Nashar Khaled, Khalil Patricia
Department of Medicine, Allegheny Health Network, Pittsburgh, PA, USA.
Int J Nephrol Renovasc Dis. 2022 Nov 1;15:289-308. doi: 10.2147/IJNRD.S234282. eCollection 2022.
Dapagliflozin is a selective sodium-glucose cotransporter 2 (SGLT2) inhibitor that was recently approved in the USA and the EU for the treatment of adults with chronic kidney disease (CKD) with or without diabetes mellitus (DM). The DAPA-CKD trial showed a 39% decline in the risk of worsening kidney function, onset of end-stage kidney disease, or kidney failure-related death. Patients with lower levels of eGFR and higher levels of albuminuria are among those who stand to gain the greatest absolute benefits. These benefits were similar in both patients with or without diabetes, thus undermining the hypothesis that these drugs mitigate glycemia-related nephrotoxicity. Suggested mechanisms for renal protection include hemodynamic effects; BP reduction and improving salt sensitivities and metabolic effects; and glucose, uric acid and triglycerides (TG)-lowering effects. There have been already many excellent reviews on dapagliflozin and CKD management.
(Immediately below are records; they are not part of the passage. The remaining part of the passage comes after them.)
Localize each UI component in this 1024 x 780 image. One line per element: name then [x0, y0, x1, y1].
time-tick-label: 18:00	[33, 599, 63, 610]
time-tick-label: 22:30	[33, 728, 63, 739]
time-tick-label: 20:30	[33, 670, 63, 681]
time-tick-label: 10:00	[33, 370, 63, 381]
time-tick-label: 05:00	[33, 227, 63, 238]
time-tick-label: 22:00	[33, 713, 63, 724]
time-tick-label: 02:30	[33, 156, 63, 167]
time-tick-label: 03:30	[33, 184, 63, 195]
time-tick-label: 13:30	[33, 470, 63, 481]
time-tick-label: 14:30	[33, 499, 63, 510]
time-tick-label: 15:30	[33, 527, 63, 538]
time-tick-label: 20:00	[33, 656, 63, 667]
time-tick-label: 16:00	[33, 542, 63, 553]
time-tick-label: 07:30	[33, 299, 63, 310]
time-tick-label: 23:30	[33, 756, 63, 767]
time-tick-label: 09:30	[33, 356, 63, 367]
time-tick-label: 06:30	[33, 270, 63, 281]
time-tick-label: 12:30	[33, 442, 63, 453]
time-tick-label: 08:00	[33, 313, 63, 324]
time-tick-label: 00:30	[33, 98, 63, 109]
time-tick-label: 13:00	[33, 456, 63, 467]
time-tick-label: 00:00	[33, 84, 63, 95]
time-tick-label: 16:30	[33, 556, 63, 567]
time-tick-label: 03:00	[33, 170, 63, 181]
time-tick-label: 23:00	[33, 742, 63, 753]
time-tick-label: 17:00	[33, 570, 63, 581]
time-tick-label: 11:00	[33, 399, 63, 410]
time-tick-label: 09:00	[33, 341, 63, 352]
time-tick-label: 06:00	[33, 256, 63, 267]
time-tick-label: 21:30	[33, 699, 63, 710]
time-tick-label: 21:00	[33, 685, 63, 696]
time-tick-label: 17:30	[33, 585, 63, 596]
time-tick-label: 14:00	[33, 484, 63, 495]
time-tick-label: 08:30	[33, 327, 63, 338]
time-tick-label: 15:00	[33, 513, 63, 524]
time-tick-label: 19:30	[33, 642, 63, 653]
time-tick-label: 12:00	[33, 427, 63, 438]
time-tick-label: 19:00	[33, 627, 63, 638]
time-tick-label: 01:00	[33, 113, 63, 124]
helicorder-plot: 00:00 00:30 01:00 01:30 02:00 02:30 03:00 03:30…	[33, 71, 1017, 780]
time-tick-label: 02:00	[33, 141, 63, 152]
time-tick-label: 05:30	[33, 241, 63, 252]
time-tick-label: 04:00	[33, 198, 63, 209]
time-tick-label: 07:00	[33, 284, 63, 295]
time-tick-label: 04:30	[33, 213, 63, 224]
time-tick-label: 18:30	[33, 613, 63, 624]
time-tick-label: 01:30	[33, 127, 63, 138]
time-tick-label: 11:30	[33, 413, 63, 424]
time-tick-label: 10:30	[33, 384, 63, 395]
Most of them cover both efficacy and safety. This review will focus on clinical perspectives and patient selection for the practicing clinician.
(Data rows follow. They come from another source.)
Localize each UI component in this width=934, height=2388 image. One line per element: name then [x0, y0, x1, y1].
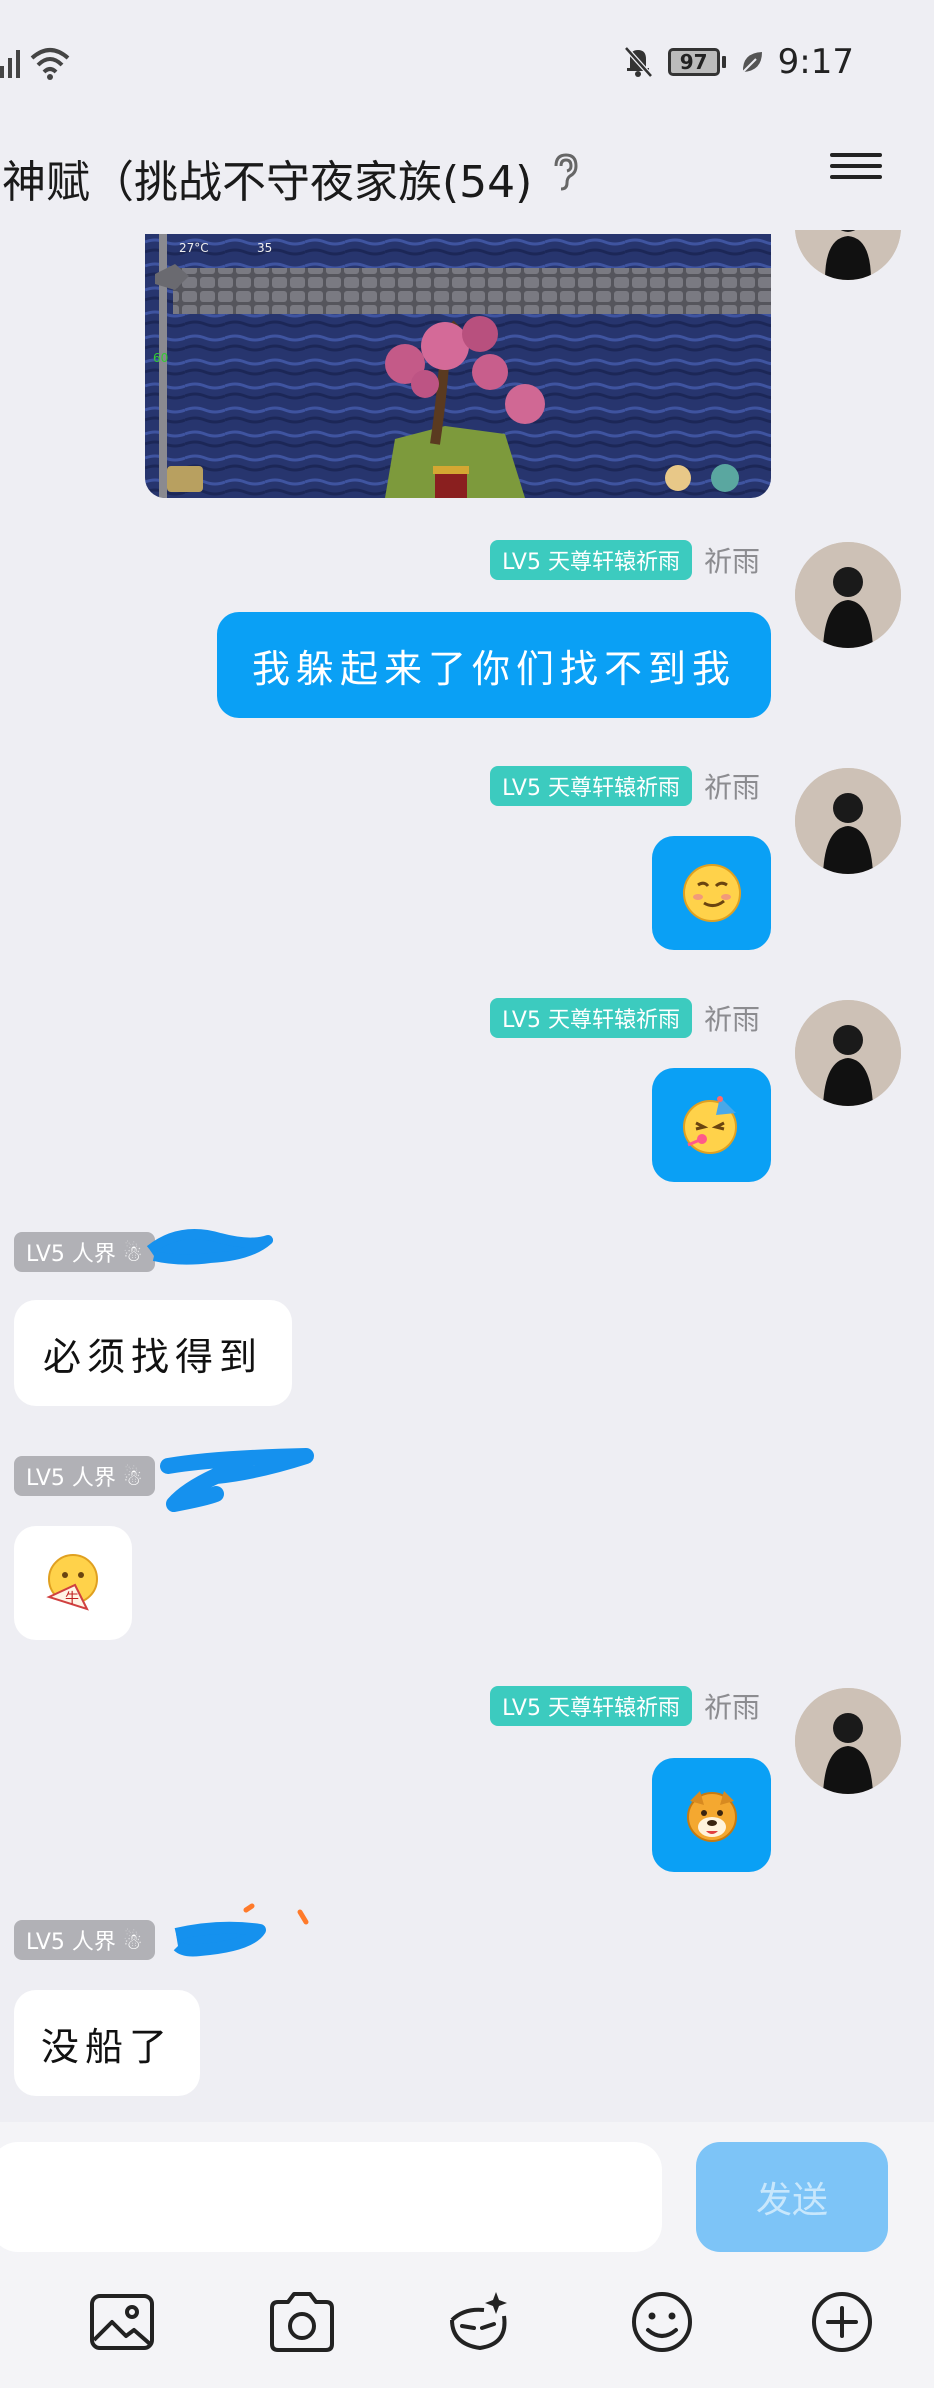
sender-name[interactable]: 祈雨 — [704, 766, 760, 806]
level-badge-text: LV5 人界 — [26, 1242, 116, 1267]
level-badge: LV5 人界 ☃ — [14, 1232, 155, 1272]
group-title[interactable]: 神赋（挑战不守夜家族(54) — [2, 146, 532, 210]
message-bubble[interactable] — [652, 836, 771, 950]
clock: 9:17 — [777, 42, 854, 82]
camera-icon[interactable] — [266, 2286, 338, 2358]
battery-icon: 97 — [667, 48, 726, 76]
message-text: 必须找得到 — [42, 1334, 263, 1379]
level-badge: LV5 天尊轩辕祈雨 — [490, 766, 692, 806]
message-bubble[interactable] — [652, 1758, 771, 1872]
party-face-emoji — [682, 1096, 737, 1154]
menu-icon[interactable] — [830, 146, 882, 190]
count-label: 35 — [257, 241, 272, 255]
message-list[interactable]: 27°C 35 60 LV5 天尊轩辕祈雨 祈雨 我躲起来了你们找不到我 LV5… — [0, 230, 934, 2122]
level-badge: LV5 人界 ☃ — [14, 1456, 155, 1496]
level-badge: LV5 人界 ☃ — [14, 1920, 155, 1960]
sender-name[interactable]: 祈雨 — [704, 1686, 760, 1726]
message-bubble[interactable]: 我躲起来了你们找不到我 — [217, 612, 771, 718]
face-effect-icon[interactable] — [444, 2286, 516, 2358]
wifi-icon — [30, 48, 70, 80]
avatar[interactable] — [795, 1000, 901, 1106]
status-bar: 97 9:17 — [0, 0, 934, 130]
input-bar: 发送 — [0, 2122, 934, 2262]
level-badge: LV5 天尊轩辕祈雨 — [490, 540, 692, 580]
dog-face-emoji — [686, 1791, 737, 1842]
chat-header: 神赋（挑战不守夜家族(54) — [0, 130, 934, 230]
send-button[interactable]: 发送 — [696, 2142, 888, 2252]
level-badge: LV5 天尊轩辕祈雨 — [490, 998, 692, 1038]
battery-level: 97 — [667, 48, 720, 76]
temperature-label: 27°C — [179, 241, 209, 255]
image-icon[interactable] — [86, 2286, 158, 2358]
message-bubble[interactable] — [652, 1068, 771, 1182]
level-badge: LV5 天尊轩辕祈雨 — [490, 1686, 692, 1726]
sender-row: LV5 天尊轩辕祈雨 祈雨 — [490, 540, 760, 580]
avatar[interactable] — [795, 768, 901, 874]
redaction-scribble — [146, 1229, 273, 1265]
mute-bell-icon — [623, 46, 653, 78]
sender-row: LV5 人界 ☃ — [14, 1456, 155, 1496]
message-text: 没船了 — [40, 2024, 173, 2069]
chat-screen: 97 9:17 神赋（挑战不守夜家族(54) 27°C 35 60 LV5 天尊… — [0, 0, 934, 2388]
leaf-icon — [741, 52, 762, 73]
plus-icon[interactable] — [806, 2286, 878, 2358]
emoji-icon[interactable] — [626, 2286, 698, 2358]
message-input[interactable] — [0, 2142, 662, 2252]
avatar[interactable] — [795, 1688, 901, 1794]
sender-row: LV5 天尊轩辕祈雨 祈雨 — [490, 998, 760, 1038]
snowman-icon: ☃ — [122, 1930, 143, 1955]
fan-char: 牛 — [65, 1591, 79, 1607]
message-bubble[interactable]: 没船了 — [14, 1990, 200, 2096]
sender-row: LV5 天尊轩辕祈雨 祈雨 — [490, 766, 760, 806]
ear-icon[interactable] — [550, 152, 580, 192]
game-screenshot-image[interactable]: 27°C 35 60 — [145, 234, 771, 498]
snowman-icon: ☃ — [122, 1466, 143, 1491]
sender-name[interactable]: 祈雨 — [704, 998, 760, 1038]
redaction-scribble — [173, 1903, 309, 1957]
message-text: 我躲起来了你们找不到我 — [251, 646, 736, 691]
smirk-face-emoji — [682, 864, 741, 922]
fan-face-emoji: 牛 — [46, 1554, 98, 1611]
sender-row: LV5 天尊轩辕祈雨 祈雨 — [490, 1686, 760, 1726]
sender-name[interactable]: 祈雨 — [704, 540, 760, 580]
sender-row: LV5 人界 ☃ — [14, 1920, 155, 1960]
avatar[interactable] — [795, 542, 901, 648]
level-badge-text: LV5 人界 — [26, 1930, 116, 1955]
side-value-label: 60 — [153, 351, 168, 365]
bottom-toolbar — [0, 2262, 934, 2388]
message-bubble[interactable]: 必须找得到 — [14, 1300, 292, 1406]
avatar[interactable] — [795, 230, 901, 280]
signal-icon — [0, 50, 20, 78]
sender-row: LV5 人界 ☃ — [14, 1232, 155, 1272]
message-bubble[interactable]: 牛 — [14, 1526, 132, 1640]
redaction-scribble — [160, 1448, 314, 1512]
level-badge-text: LV5 人界 — [26, 1466, 116, 1491]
达格列净是一种选择性钠-葡萄糖协同转运蛋白2(SGLT2)抑制剂,最近在美国和欧盟被批准用于治疗患有或不患有糖尿病(DM)的成年慢性肾脏病(CKD)患者。DAPA-CKD试验表明,肾功能恶化、终末期肾病或肾衰竭相关死亡风险降低了39%。估算肾小球滤过率(eGFR)水平较低且蛋白尿水平较高的患者是有望获得最大绝对获益的人群。无论患者有无糖尿病,这些获益都是相似的,从而推翻了这些药物可减轻血糖相关肾毒性的假设。肾脏保护的潜在机制包括血流动力学效应,即降低血压和改善盐敏感性;以及代谢效应,即降低血糖、尿酸和甘油三酯(TG)。关于达格列净和CKD管理已经有很多出色的综述。其中大多数涵盖了疗效和安全性。本综述将聚焦于临床实践中执业医师的临床观点和患者选择。